Currently, all store data is stored in a transaction database (Oracle). Imagine you’re Acme Corporation’s data architect. You can generate and visualize answers to the above questions by building a data pipeline in two steps:
- Use Striim Cloud Enterprise to stream data from Oracle to Amazon Redshift.
- After data is loaded into Redshift, use Amazon QuickSight service to show data insights and create dashboards.
Here’s how the flow will look:
In this blog, we will show you how you can configure and manage Striim Cloud Enterprise on AWS to create this pipeline for your apparel business within a few minutes.
Sign up for Striim Cloud
Signing up for Striim Cloud Enterprise is simple: just visit striim.com, get a free trial and sign up for the AWS solution. Activate your account by following the instructions.
Once you are signed in, create a Striim Cloud service, which essentially runs in the background and creates a dedicated Kubernetes cluster (EKS service on AWS) to host your pipeline, as you can see in the picture below.
Once the cluster is ready and before launching your service, configure secure connections using the secure SSH connection configuration, as seen below.
Create a pipeline for Oracle to Amazon Redshift
To create a pipeline, simply type Source: Oracle and target Amazon to see all the supported targets. In our example, we are selecting Amazon S3 as our target. This could be Amazon Redshift, Kinesis, etc.
The wizard will help you walk through the simple process with source and target credentials. The service automatically validates the credentials, connects to the sources, and fetches the list of schemas and tables available on the sources for your selection, as shown below.

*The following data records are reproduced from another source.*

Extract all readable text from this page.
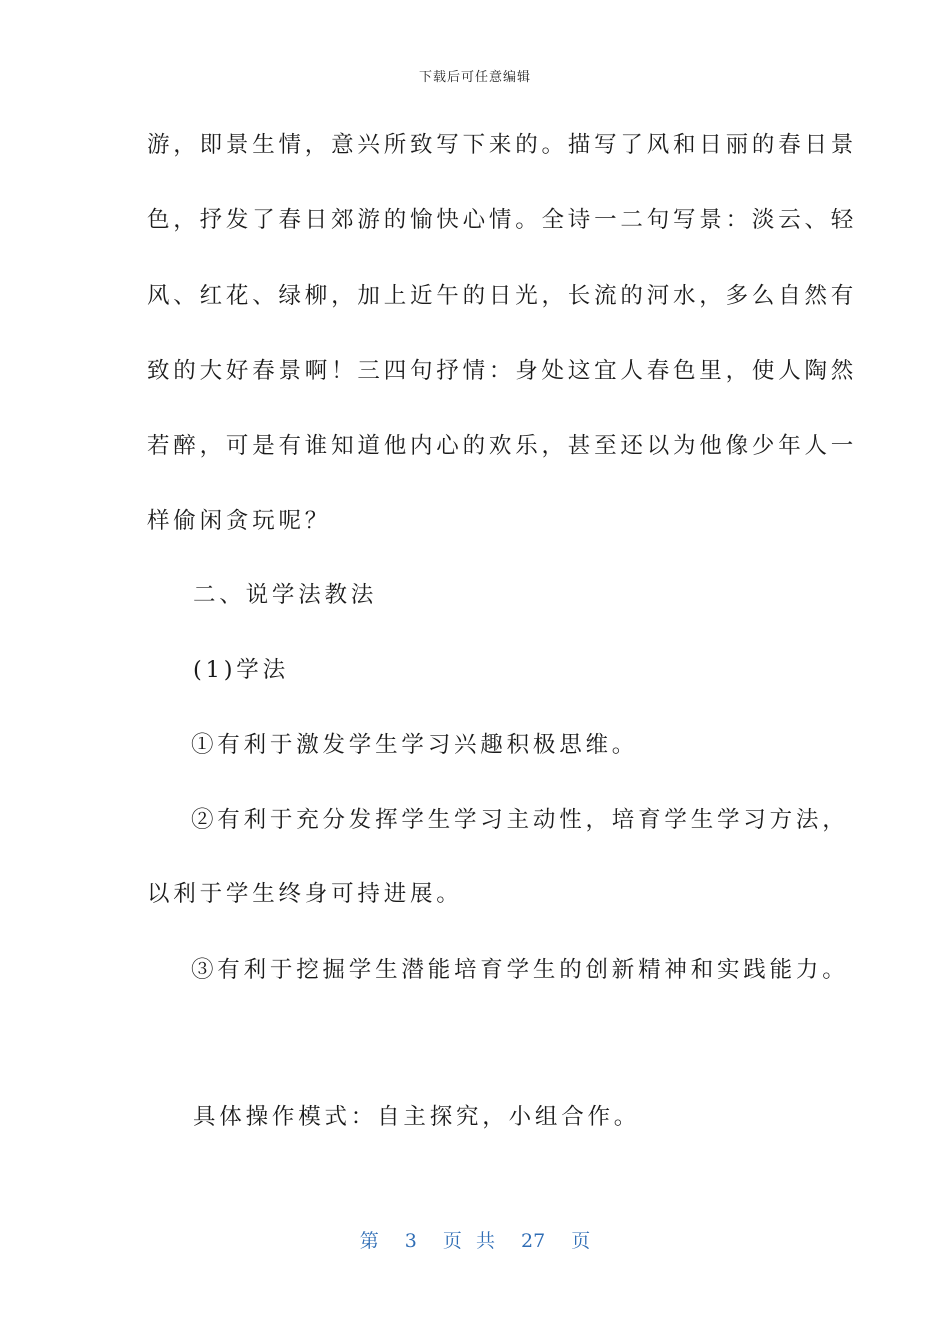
下载后可任意编辑
游，即景生情，意兴所致写下来的。描写了风和日丽的春日景
色，抒发了春日郊游的愉快心情。全诗一二句写景：淡云、轻
风、红花、绿柳，加上近午的日光，长流的河水，多么自然有
致的大好春景啊！三四句抒情：身处这宜人春色里，使人陶然
若醉，可是有谁知道他内心的欢乐，甚至还以为他像少年人一
样偷闲贪玩呢？
二、说学法教法
(1)学法
①有利于激发学生学习兴趣积极思维。
②有利于充分发挥学生学习主动性，培育学生学习方法，
以利于学生终身可持进展。
③有利于挖掘学生潜能培育学生的创新精神和实践能力。
具体操作模式：自主探究，小组合作。
第 3 页 共 27 页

On the target side, enter Amazon Redshift Access Key and secret key with the appropriate S3 bucket name and Object names to write Oracle data into, as depicted in the image below.
Follow the wizard to finish the configuration, which creates a data pipeline that collects historical data from the Oracle database and moves them to Amazon Redshift. For example, you can see the total number of sales across all branches during the last week.

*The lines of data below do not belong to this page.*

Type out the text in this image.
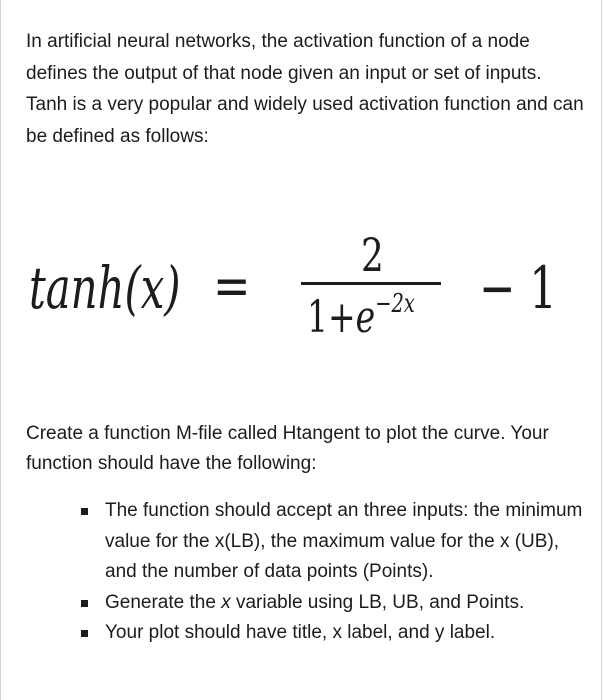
In artificial neural networks, the activation function of a node defines the output of that node given an input or set of inputs. Tanh is a very popular and widely used activation function and can be defined as follows:

tanh(x) = 2
$1+e^{-2x} - 1$

Create a function M-file called Htangent to plot the curve. Your function should have the following:

The function should accept an three inputs: the minimum value for the x(LB), the maximum value for the x (UB), and the number of data points (Points).
Generate the x variable using LB, UB, and Points.
Your plot should have title, x label, and y label.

In the next step, you can create an Oracle CDC pipeline via Striim to stream real-time change data coming in from different stores into Oracle to Redshift. Now, you can see real-time store data.

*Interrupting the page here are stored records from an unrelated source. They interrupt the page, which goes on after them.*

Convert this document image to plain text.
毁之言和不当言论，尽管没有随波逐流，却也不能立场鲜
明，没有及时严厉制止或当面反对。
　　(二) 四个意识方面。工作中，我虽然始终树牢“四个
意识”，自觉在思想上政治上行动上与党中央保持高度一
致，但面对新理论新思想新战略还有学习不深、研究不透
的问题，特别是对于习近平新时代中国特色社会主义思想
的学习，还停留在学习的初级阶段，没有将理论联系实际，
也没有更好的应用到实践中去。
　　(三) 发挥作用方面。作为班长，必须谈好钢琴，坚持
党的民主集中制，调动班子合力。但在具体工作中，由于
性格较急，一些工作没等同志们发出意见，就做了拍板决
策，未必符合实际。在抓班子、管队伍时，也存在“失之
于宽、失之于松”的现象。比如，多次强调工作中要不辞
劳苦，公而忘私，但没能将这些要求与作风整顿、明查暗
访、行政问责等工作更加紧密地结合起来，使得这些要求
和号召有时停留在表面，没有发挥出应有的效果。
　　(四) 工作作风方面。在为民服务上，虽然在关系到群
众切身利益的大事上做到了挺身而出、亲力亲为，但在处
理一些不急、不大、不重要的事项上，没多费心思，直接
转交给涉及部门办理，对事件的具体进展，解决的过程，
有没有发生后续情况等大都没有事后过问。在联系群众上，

A data pipeline streaming data from the source (Oracle) to Amazon RedShift
Your data engineers can use streaming SQL to join, filter, cleanse, and enrich data on the real-time data stream before it’s written to the target system (S3). A monitoring feature offers real-time stream views for further low-latency insights.
Once data becomes available on Redshift, your data engineer can create dashboards and set up metrics for the relevant business use cases such as:
- Current product trending
- Store and location with the highest traffic last month
- Inventory status dashboard across warehouses; quantity sold by apparel, historic graph vs. latest (last 24 hours)
Data like current trending products can be easily shared with management for real-time decision-making and the creation of business strategies.
For example, here’s a real-time view of the apparel trends by city:
And below are insights on the overall business, where you can see the top-selling and bottom-selling locations. The management can use this information to try out new strategies to increase sales in the bottom-selling locations, such as by introducing discounts or running a more aggressive social media campaign in those locations.
Striim is available for other cloud environments, too
Like AWS, Striim Cloud is available on other leading cloud ecosystems like Google Cloud and Microsoft Azure. You can use Striim with Azure to move data between on-premises and cloud enterprise sources while using Azure analytics tools like Power BI and Synapse. Similarly, you can use Striim with Google Cloud to move real-time data to analytics systems, such as Google BigQuery, without putting any significant load on your data sources.